Some dermatologists have been taking action, in the meantime, to reduce the carbon footprint of their practices and institutions. Reductions in facility energy consumption, and reductions in medical waste/optimization of recycling, were each reported by more than one-third of survey respondents.
And almost half indicated that their practice or institution had increased capacity for telemedicine or telecommuting in response to climate change. Only 8% said their practice or institution had divested from fossil fuel stocks and/or bonds.
“There are a lot of sustainability-in-medicine solutions that are actually cost-neutral or cost-saving for practices,” said Rosenbach, who is a founder and co-chair of the AAD’s ERG on Climate Change and Environmental Issues.

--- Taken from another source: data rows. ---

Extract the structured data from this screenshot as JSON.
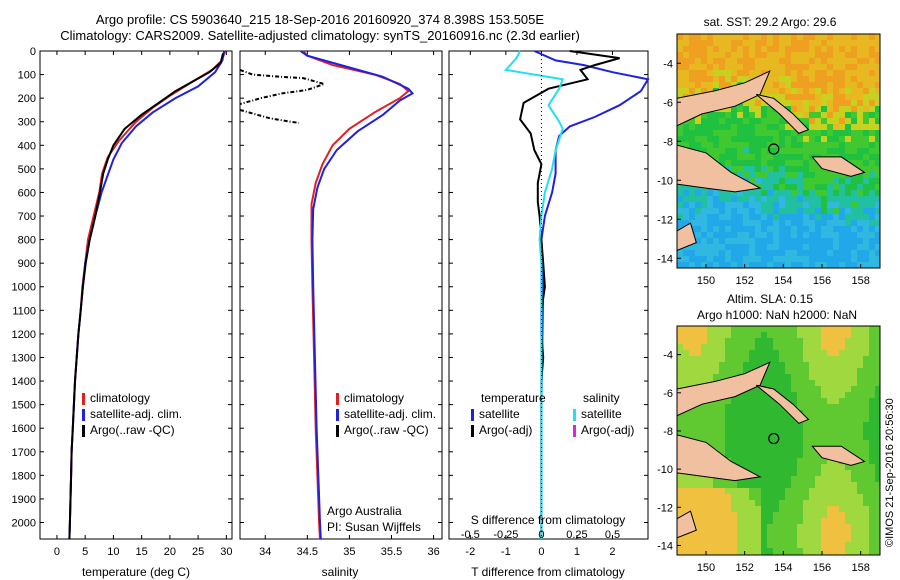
{
  "header": {
    "line1": "Argo profile: CS 5903640_215 18-Sep-2016 20160920_374 8.398S 153.505E",
    "line2": "Climatology: CARS2009. Satellite-adjusted climatology: synTS_20160916.nc (2.3d earlier)"
  },
  "depth_ticks": [
    "0",
    "100",
    "200",
    "300",
    "400",
    "500",
    "600",
    "700",
    "800",
    "900",
    "1000",
    "1100",
    "1200",
    "1300",
    "1400",
    "1500",
    "1600",
    "1700",
    "1800",
    "1900",
    "2000"
  ],
  "colors": {
    "climatology": "#e02020",
    "satellite": "#2020e0",
    "argo": "#000000",
    "argo_s_diff": "#20e0f0",
    "argo_adj_salinity": "#e020e0"
  },
  "credit": "©IMOS 21-Sep-2016 20:56:30",
  "chart_data": [
    {
      "type": "line",
      "xlabel": "temperature (deg C)",
      "xticks": [
        "0",
        "5",
        "10",
        "15",
        "20",
        "25",
        "30"
      ],
      "xlim": [
        -3,
        31
      ],
      "ylim": [
        2070,
        0
      ],
      "legend": [
        "climatology",
        "satellite-adj. clim.",
        "Argo(..raw -QC)"
      ],
      "series": [
        {
          "name": "climatology",
          "points": [
            [
              29.8,
              0
            ],
            [
              29.2,
              40
            ],
            [
              27.5,
              80
            ],
            [
              24,
              130
            ],
            [
              20,
              190
            ],
            [
              17,
              240
            ],
            [
              14,
              300
            ],
            [
              11,
              380
            ],
            [
              9,
              450
            ],
            [
              8,
              520
            ],
            [
              7.5,
              600
            ],
            [
              6.5,
              700
            ],
            [
              5.5,
              800
            ],
            [
              5,
              900
            ],
            [
              4.5,
              1000
            ],
            [
              4.2,
              1100
            ],
            [
              3.8,
              1200
            ],
            [
              3.5,
              1300
            ],
            [
              3.2,
              1400
            ],
            [
              3,
              1500
            ],
            [
              2.8,
              1600
            ],
            [
              2.6,
              1700
            ],
            [
              2.5,
              1800
            ],
            [
              2.4,
              1900
            ],
            [
              2.3,
              2000
            ],
            [
              2.2,
              2070
            ]
          ]
        },
        {
          "name": "satellite-adj. clim.",
          "points": [
            [
              29.6,
              0
            ],
            [
              29.3,
              40
            ],
            [
              28,
              90
            ],
            [
              25,
              150
            ],
            [
              21,
              200
            ],
            [
              17,
              260
            ],
            [
              14,
              320
            ],
            [
              11.5,
              390
            ],
            [
              10,
              460
            ],
            [
              8.8,
              540
            ],
            [
              7.9,
              600
            ],
            [
              6.8,
              700
            ],
            [
              5.8,
              800
            ],
            [
              5,
              900
            ],
            [
              4.6,
              1000
            ],
            [
              4.2,
              1100
            ],
            [
              3.8,
              1200
            ],
            [
              3.5,
              1300
            ],
            [
              3.2,
              1400
            ],
            [
              3,
              1500
            ],
            [
              2.8,
              1600
            ],
            [
              2.6,
              1700
            ],
            [
              2.5,
              1800
            ],
            [
              2.4,
              1900
            ],
            [
              2.3,
              2000
            ],
            [
              2.2,
              2070
            ]
          ]
        },
        {
          "name": "Argo(..raw -QC)",
          "points": [
            [
              29.4,
              10
            ],
            [
              29,
              50
            ],
            [
              27,
              90
            ],
            [
              24,
              130
            ],
            [
              21,
              170
            ],
            [
              18,
              220
            ],
            [
              15,
              270
            ],
            [
              12,
              330
            ],
            [
              10,
              400
            ],
            [
              9,
              460
            ],
            [
              8.2,
              520
            ],
            [
              7.6,
              600
            ],
            [
              6.8,
              700
            ],
            [
              5.8,
              800
            ],
            [
              5.1,
              900
            ],
            [
              4.6,
              1000
            ],
            [
              4.2,
              1100
            ],
            [
              3.8,
              1200
            ],
            [
              3.5,
              1300
            ],
            [
              3.2,
              1400
            ],
            [
              3,
              1500
            ],
            [
              2.8,
              1600
            ],
            [
              2.6,
              1700
            ],
            [
              2.5,
              1800
            ],
            [
              2.4,
              1900
            ],
            [
              2.3,
              2000
            ],
            [
              2.2,
              2070
            ]
          ]
        }
      ]
    },
    {
      "type": "line",
      "xlabel": "salinity",
      "xticks": [
        "34",
        "34.5",
        "35",
        "35.5",
        "36"
      ],
      "xlim": [
        33.7,
        36.1
      ],
      "ylim": [
        2070,
        0
      ],
      "legend": [
        "climatology",
        "satellite-adj. clim.",
        "Argo(..raw -QC)"
      ],
      "series": [
        {
          "name": "climatology",
          "points": [
            [
              34.45,
              0
            ],
            [
              34.5,
              20
            ],
            [
              34.8,
              60
            ],
            [
              35.3,
              100
            ],
            [
              35.6,
              140
            ],
            [
              35.7,
              170
            ],
            [
              35.6,
              200
            ],
            [
              35.3,
              260
            ],
            [
              35,
              330
            ],
            [
              34.8,
              400
            ],
            [
              34.68,
              480
            ],
            [
              34.6,
              560
            ],
            [
              34.55,
              650
            ],
            [
              34.55,
              800
            ],
            [
              34.56,
              1000
            ],
            [
              34.58,
              1300
            ],
            [
              34.6,
              1600
            ],
            [
              34.62,
              1800
            ],
            [
              34.64,
              2000
            ],
            [
              34.65,
              2070
            ]
          ]
        },
        {
          "name": "satellite-adj. clim.",
          "points": [
            [
              34.42,
              0
            ],
            [
              34.5,
              20
            ],
            [
              34.9,
              60
            ],
            [
              35.4,
              110
            ],
            [
              35.7,
              160
            ],
            [
              35.75,
              180
            ],
            [
              35.6,
              210
            ],
            [
              35.4,
              270
            ],
            [
              35.1,
              340
            ],
            [
              34.85,
              420
            ],
            [
              34.7,
              500
            ],
            [
              34.62,
              580
            ],
            [
              34.57,
              670
            ],
            [
              34.56,
              800
            ],
            [
              34.57,
              1000
            ],
            [
              34.59,
              1300
            ],
            [
              34.61,
              1600
            ],
            [
              34.63,
              1800
            ],
            [
              34.65,
              2000
            ],
            [
              34.66,
              2070
            ]
          ]
        },
        {
          "name": "Argo(..raw -QC)",
          "points": [
            [
              33.7,
              80
            ],
            [
              33.85,
              100
            ],
            [
              34.2,
              110
            ],
            [
              34.45,
              115
            ],
            [
              34.7,
              140
            ],
            [
              34.5,
              165
            ],
            [
              34.2,
              180
            ],
            [
              33.95,
              200
            ],
            [
              33.8,
              215
            ],
            [
              33.7,
              225
            ]
          ],
          "dashed": true
        },
        {
          "name": "Argo(..raw -QC) deep",
          "points": [
            [
              33.7,
              250
            ],
            [
              33.85,
              265
            ],
            [
              34.05,
              285
            ],
            [
              34.3,
              300
            ],
            [
              34.4,
              305
            ]
          ],
          "dashed": true
        }
      ]
    },
    {
      "type": "line",
      "xlabel": "T difference from climatology",
      "xlabel2": "S difference from climatology",
      "xticks": [
        "-2",
        "-1",
        "0",
        "1",
        "2"
      ],
      "xticks2": [
        "-0.5",
        "-0.25",
        "0",
        "0.25",
        "0.5"
      ],
      "xlim": [
        -2.6,
        3.0
      ],
      "ylim": [
        2070,
        0
      ],
      "legend_titles": [
        "temperature",
        "salinity"
      ],
      "legend": [
        "satellite",
        "Argo(-adj)",
        "satellite",
        "Argo(-adj)"
      ],
      "series": [
        {
          "name": "satellite",
          "points": [
            [
              -0.2,
              0
            ],
            [
              0.4,
              40
            ],
            [
              1.2,
              60
            ],
            [
              2.0,
              90
            ],
            [
              3.0,
              120
            ],
            [
              2.8,
              170
            ],
            [
              2.2,
              230
            ],
            [
              1.5,
              280
            ],
            [
              0.8,
              320
            ],
            [
              0.5,
              360
            ],
            [
              0.4,
              420
            ],
            [
              0.4,
              520
            ],
            [
              0.3,
              600
            ],
            [
              0.1,
              700
            ],
            [
              0,
              800
            ],
            [
              0.05,
              1000
            ],
            [
              0,
              1500
            ],
            [
              0,
              2070
            ]
          ]
        },
        {
          "name": "Argo(-adj)",
          "points": [
            [
              0.8,
              0
            ],
            [
              2.2,
              30
            ],
            [
              1.5,
              60
            ],
            [
              1.1,
              80
            ],
            [
              1.3,
              120
            ],
            [
              0.2,
              160
            ],
            [
              -0.5,
              220
            ],
            [
              -0.6,
              290
            ],
            [
              -0.3,
              350
            ],
            [
              -0.2,
              420
            ],
            [
              0,
              480
            ],
            [
              -0.1,
              560
            ],
            [
              -0.1,
              640
            ],
            [
              -0.05,
              700
            ],
            [
              0,
              800
            ],
            [
              0.05,
              900
            ],
            [
              0.1,
              1000
            ],
            [
              0,
              1100
            ],
            [
              0,
              1200
            ],
            [
              0.05,
              1300
            ],
            [
              0,
              1400
            ],
            [
              0,
              1600
            ],
            [
              0,
              2070
            ]
          ]
        },
        {
          "name": "satellite (salinity)",
          "points": [
            [
              -0.6,
              0
            ],
            [
              -0.7,
              30
            ],
            [
              -1.0,
              80
            ],
            [
              0.6,
              120
            ],
            [
              0.5,
              160
            ],
            [
              0.2,
              230
            ],
            [
              0.5,
              300
            ],
            [
              0.6,
              330
            ],
            [
              0.4,
              420
            ],
            [
              0.3,
              500
            ],
            [
              0.1,
              600
            ],
            [
              0,
              700
            ],
            [
              -0.05,
              800
            ],
            [
              0,
              900
            ],
            [
              0,
              1200
            ],
            [
              0,
              2070
            ]
          ]
        }
      ]
    },
    {
      "type": "heatmap",
      "title": "sat. SST: 29.2 Argo: 29.6",
      "xticks": [
        "150",
        "152",
        "154",
        "156",
        "158"
      ],
      "yticks": [
        "-4",
        "-6",
        "-8",
        "-10",
        "-12",
        "-14"
      ],
      "xlim": [
        148.5,
        159
      ],
      "ylim": [
        -14.5,
        -2.5
      ],
      "profile_position": [
        153.505,
        -8.398
      ]
    },
    {
      "type": "heatmap",
      "title": "Altim. SLA: 0.15",
      "subtitle": "Argo h1000: NaN h2000: NaN",
      "xticks": [
        "150",
        "152",
        "154",
        "156",
        "158"
      ],
      "yticks": [
        "-4",
        "-6",
        "-8",
        "-10",
        "-12",
        "-14"
      ],
      "xlim": [
        148.5,
        159
      ],
      "ylim": [
        -14.5,
        -2.5
      ],
      "profile_position": [
        153.505,
        -8.398
      ]
    }
  ],
  "panel2_notes": {
    "institution": "Argo Australia",
    "pi": "PI: Susan Wijffels"
  }
}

Research in dermatology is starting to quantify the environmental impact of some of these changes. In a research letter also published in the British Journal of Dermatology, researchers from Cardiff University and the department of dermatology at University Hospital of Wales, described how they determined that reusable surgical packs used for skin surgery are more sustainable than single-use packs because of their reduced cost and reduced greenhouse gas emissions.
Such single-site reports are “early feeders” into what will become a stream of larger studies quantifying the impact of measures taken in dermatology, Rosenbach said.
Across medicine, there is evidence that health care professionals are now seeing climate change as a threat to their patients. In a multinational survey published last year in The Lancet Planetary Health, 77% of 3,977 participants said that climate change will cause a moderate or great deal of harm for their patients.
Climate change will be discussed at the AAD’s annual meeting in late March in a session devoted to the topic, and as part of a broader session on controversies in dermatology.
Rosenbach and two of the five authors of the dermatology research letter are members of the AAD’s ERG on climate change, but in the publication they noted that they were not writing on behalf of the AAD. None of the authors reported any disclosures, and there was no funding source for the survey.